Advantage for one over the other?
My Census RIA Benchmark was created to compare AMF (BlazeDS) and SOAP or plain old XML (RESTful). Unfortunately SOAP is broken currently due to a JBoss 5.1 upgrade problem. However you can try the XML example instead of SOAP. The SOAP one is (was) slower due to all the extra parsing, transforming, etc. Usually AMF is the best option. And if you need a third-party endpoint you can always do SOAP and AMF to the same back-end services.
BTW: Due to a bug in Firefox click the Output panel on the right to start the test.

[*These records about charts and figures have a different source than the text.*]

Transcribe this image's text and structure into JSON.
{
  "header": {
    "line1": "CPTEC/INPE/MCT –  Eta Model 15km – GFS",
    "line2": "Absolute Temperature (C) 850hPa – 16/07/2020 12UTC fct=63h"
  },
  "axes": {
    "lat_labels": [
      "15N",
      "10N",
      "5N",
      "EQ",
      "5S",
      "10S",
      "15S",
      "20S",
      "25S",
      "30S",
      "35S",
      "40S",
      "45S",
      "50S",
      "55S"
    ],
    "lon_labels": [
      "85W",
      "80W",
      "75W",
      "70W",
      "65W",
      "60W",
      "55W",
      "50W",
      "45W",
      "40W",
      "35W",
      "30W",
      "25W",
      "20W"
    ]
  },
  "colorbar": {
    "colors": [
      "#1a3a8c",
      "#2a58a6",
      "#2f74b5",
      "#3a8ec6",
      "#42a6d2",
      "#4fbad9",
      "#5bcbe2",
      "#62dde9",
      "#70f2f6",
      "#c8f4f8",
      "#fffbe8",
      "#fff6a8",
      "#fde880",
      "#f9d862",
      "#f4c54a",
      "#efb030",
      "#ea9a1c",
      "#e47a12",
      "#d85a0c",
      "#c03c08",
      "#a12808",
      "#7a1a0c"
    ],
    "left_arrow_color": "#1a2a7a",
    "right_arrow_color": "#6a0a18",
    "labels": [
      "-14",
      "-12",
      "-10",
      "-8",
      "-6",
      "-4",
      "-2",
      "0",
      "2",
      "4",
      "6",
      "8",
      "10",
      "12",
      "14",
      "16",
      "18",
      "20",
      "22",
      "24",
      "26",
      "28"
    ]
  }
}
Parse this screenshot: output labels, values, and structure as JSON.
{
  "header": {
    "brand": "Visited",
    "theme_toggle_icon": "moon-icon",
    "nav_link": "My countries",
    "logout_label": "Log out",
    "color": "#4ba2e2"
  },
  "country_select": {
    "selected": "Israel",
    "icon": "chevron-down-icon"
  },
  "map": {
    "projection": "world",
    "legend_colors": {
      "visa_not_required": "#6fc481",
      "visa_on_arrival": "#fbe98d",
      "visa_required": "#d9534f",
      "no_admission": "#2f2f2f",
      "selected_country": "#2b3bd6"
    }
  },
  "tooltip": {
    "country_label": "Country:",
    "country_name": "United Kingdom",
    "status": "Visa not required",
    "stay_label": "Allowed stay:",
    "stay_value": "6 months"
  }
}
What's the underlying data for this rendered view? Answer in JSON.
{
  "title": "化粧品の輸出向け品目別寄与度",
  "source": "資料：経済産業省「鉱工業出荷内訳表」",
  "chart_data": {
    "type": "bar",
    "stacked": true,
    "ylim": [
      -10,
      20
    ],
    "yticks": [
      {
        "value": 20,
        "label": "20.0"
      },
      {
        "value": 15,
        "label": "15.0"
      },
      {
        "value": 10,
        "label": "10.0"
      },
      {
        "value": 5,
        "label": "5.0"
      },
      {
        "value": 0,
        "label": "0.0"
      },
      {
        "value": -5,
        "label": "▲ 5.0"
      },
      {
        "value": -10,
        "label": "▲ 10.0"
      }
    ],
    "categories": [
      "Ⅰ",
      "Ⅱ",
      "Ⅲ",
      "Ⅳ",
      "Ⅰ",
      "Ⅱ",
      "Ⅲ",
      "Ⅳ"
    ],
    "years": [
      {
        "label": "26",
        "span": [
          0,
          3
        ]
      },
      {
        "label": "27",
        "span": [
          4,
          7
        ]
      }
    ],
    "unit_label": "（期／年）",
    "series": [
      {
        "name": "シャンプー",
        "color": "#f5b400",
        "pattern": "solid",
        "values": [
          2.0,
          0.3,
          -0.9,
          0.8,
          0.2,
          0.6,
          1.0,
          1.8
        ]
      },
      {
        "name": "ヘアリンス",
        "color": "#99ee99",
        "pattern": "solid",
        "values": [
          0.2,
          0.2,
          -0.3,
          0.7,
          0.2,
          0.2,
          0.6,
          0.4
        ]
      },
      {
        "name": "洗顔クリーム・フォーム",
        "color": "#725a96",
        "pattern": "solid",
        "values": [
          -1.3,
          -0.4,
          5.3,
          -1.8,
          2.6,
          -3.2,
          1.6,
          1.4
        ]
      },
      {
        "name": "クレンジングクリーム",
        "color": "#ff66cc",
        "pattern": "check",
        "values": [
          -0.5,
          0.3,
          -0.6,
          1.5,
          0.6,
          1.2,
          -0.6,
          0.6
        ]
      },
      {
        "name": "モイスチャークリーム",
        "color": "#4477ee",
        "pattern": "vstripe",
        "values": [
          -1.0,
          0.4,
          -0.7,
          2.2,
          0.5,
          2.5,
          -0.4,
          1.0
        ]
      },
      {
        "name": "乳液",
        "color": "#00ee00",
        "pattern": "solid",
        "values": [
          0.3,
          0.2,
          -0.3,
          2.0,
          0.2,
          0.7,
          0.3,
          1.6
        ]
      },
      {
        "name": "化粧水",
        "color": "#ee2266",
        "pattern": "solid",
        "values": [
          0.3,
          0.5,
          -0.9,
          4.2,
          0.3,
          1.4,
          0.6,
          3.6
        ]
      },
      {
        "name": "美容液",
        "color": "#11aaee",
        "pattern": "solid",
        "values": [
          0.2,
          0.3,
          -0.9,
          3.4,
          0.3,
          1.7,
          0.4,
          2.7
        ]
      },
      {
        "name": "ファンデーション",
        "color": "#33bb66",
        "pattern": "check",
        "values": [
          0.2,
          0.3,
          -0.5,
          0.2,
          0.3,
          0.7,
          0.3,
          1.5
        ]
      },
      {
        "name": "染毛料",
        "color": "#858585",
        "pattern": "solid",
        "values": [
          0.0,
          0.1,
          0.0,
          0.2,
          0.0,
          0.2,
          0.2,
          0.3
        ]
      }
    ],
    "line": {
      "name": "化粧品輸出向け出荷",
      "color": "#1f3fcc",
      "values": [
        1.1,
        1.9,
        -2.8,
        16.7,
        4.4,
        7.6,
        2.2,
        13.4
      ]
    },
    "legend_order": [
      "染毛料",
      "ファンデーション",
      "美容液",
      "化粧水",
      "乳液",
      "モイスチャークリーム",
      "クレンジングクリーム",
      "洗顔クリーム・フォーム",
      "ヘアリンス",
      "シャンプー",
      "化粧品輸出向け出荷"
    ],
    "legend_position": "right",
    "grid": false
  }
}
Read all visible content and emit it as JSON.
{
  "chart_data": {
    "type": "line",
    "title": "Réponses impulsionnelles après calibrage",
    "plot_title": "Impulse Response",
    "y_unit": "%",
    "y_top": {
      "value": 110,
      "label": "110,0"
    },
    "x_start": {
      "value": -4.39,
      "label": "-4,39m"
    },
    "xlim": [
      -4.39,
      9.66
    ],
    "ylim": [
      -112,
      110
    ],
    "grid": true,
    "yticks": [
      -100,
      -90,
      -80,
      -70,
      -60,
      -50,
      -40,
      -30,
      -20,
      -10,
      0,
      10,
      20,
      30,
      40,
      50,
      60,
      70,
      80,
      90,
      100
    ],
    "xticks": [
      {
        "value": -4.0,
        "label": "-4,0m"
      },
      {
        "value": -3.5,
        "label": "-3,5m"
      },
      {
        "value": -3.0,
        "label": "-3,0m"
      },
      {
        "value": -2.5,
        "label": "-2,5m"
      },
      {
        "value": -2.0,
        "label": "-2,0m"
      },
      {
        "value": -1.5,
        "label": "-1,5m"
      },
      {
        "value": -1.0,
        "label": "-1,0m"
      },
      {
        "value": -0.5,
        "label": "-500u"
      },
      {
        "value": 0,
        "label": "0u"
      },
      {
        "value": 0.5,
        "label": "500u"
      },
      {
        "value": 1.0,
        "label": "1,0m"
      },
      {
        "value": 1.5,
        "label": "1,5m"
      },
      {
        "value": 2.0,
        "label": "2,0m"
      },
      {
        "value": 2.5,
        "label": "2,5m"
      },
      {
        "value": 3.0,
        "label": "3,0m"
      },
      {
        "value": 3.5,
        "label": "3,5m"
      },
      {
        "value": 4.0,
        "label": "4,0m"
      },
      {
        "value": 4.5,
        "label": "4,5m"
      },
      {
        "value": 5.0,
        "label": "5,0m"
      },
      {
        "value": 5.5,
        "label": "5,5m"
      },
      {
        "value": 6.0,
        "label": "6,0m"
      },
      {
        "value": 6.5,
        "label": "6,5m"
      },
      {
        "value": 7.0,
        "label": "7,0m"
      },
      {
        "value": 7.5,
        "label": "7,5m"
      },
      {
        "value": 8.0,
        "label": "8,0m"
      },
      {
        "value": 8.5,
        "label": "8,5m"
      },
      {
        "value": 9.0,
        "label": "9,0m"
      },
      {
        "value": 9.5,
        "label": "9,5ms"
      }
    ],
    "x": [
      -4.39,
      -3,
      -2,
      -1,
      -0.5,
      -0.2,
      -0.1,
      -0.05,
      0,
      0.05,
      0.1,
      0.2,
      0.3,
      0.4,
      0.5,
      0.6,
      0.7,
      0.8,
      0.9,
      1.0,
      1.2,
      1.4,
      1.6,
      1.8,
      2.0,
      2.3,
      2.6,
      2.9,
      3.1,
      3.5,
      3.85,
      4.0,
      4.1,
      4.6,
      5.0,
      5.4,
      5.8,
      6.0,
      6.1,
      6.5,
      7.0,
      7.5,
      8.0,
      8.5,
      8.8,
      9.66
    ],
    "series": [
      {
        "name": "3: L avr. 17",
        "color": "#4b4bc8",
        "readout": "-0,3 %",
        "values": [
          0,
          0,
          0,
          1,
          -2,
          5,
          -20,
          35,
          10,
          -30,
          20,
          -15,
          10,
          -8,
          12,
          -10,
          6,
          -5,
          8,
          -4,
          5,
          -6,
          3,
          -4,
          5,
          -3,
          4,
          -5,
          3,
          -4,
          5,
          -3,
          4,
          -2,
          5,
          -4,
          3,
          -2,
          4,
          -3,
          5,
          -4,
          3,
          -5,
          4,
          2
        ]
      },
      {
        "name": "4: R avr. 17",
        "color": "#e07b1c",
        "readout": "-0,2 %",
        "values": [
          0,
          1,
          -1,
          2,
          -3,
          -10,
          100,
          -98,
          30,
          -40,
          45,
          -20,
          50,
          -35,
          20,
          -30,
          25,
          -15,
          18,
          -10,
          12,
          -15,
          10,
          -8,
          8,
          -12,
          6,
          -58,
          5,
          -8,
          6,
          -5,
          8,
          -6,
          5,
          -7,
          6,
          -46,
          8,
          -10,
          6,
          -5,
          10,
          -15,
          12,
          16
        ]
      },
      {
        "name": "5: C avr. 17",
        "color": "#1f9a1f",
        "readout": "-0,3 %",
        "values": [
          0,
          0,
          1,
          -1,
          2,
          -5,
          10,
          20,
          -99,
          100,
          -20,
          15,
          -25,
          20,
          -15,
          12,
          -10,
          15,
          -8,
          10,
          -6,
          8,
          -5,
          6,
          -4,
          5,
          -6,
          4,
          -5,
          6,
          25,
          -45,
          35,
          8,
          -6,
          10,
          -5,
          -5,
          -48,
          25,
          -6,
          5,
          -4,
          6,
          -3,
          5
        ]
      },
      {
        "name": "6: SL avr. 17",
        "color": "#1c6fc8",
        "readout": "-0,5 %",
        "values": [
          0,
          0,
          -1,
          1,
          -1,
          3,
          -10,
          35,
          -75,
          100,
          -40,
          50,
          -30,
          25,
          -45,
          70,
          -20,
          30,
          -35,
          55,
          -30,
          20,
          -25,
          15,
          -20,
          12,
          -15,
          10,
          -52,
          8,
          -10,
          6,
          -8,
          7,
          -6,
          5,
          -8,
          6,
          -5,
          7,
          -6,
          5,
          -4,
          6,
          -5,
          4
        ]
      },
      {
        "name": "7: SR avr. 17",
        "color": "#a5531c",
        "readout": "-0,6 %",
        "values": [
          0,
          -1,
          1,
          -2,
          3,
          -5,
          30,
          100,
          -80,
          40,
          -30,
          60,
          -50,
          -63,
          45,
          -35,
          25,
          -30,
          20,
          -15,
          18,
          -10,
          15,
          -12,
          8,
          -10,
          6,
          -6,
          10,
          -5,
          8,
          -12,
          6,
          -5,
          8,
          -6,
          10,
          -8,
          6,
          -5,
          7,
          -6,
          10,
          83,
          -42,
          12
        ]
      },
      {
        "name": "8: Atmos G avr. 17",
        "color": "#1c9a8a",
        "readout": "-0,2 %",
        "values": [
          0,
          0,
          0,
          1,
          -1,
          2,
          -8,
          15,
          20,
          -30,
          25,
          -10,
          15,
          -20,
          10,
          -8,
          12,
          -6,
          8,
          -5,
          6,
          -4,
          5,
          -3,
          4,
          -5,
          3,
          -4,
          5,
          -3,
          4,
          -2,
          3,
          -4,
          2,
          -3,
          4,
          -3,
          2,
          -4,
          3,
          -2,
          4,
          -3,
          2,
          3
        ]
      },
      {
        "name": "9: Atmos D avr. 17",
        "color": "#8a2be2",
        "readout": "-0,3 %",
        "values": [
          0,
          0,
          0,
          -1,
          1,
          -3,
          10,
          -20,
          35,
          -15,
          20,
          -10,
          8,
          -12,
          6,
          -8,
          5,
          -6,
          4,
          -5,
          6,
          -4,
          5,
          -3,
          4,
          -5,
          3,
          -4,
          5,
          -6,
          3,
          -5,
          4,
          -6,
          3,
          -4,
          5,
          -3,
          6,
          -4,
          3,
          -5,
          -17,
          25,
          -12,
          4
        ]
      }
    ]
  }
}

BlazeDS (technically AMF) - pro: binary format, so smaller, faster to transmit; con: pretty much Flash/Flex/AS only.
SOAP / Web Services - pro: works across many languages; con: very verbose, xml transmission with multiple layers, there are libraries in many languages to abstract this away, but regardless - a bigger "payload" gets sent every time.
REST - pro: lighter weight web service, can use XML messages or just text/JSON, piggybacks on top of existing HTTP, so anything that can talk HTTP can use REST; cons: still text transmission, but verbosity/complexity depends on individual, not spec. Custom messages, so need to document expected request/response formats and rely on developer to match them.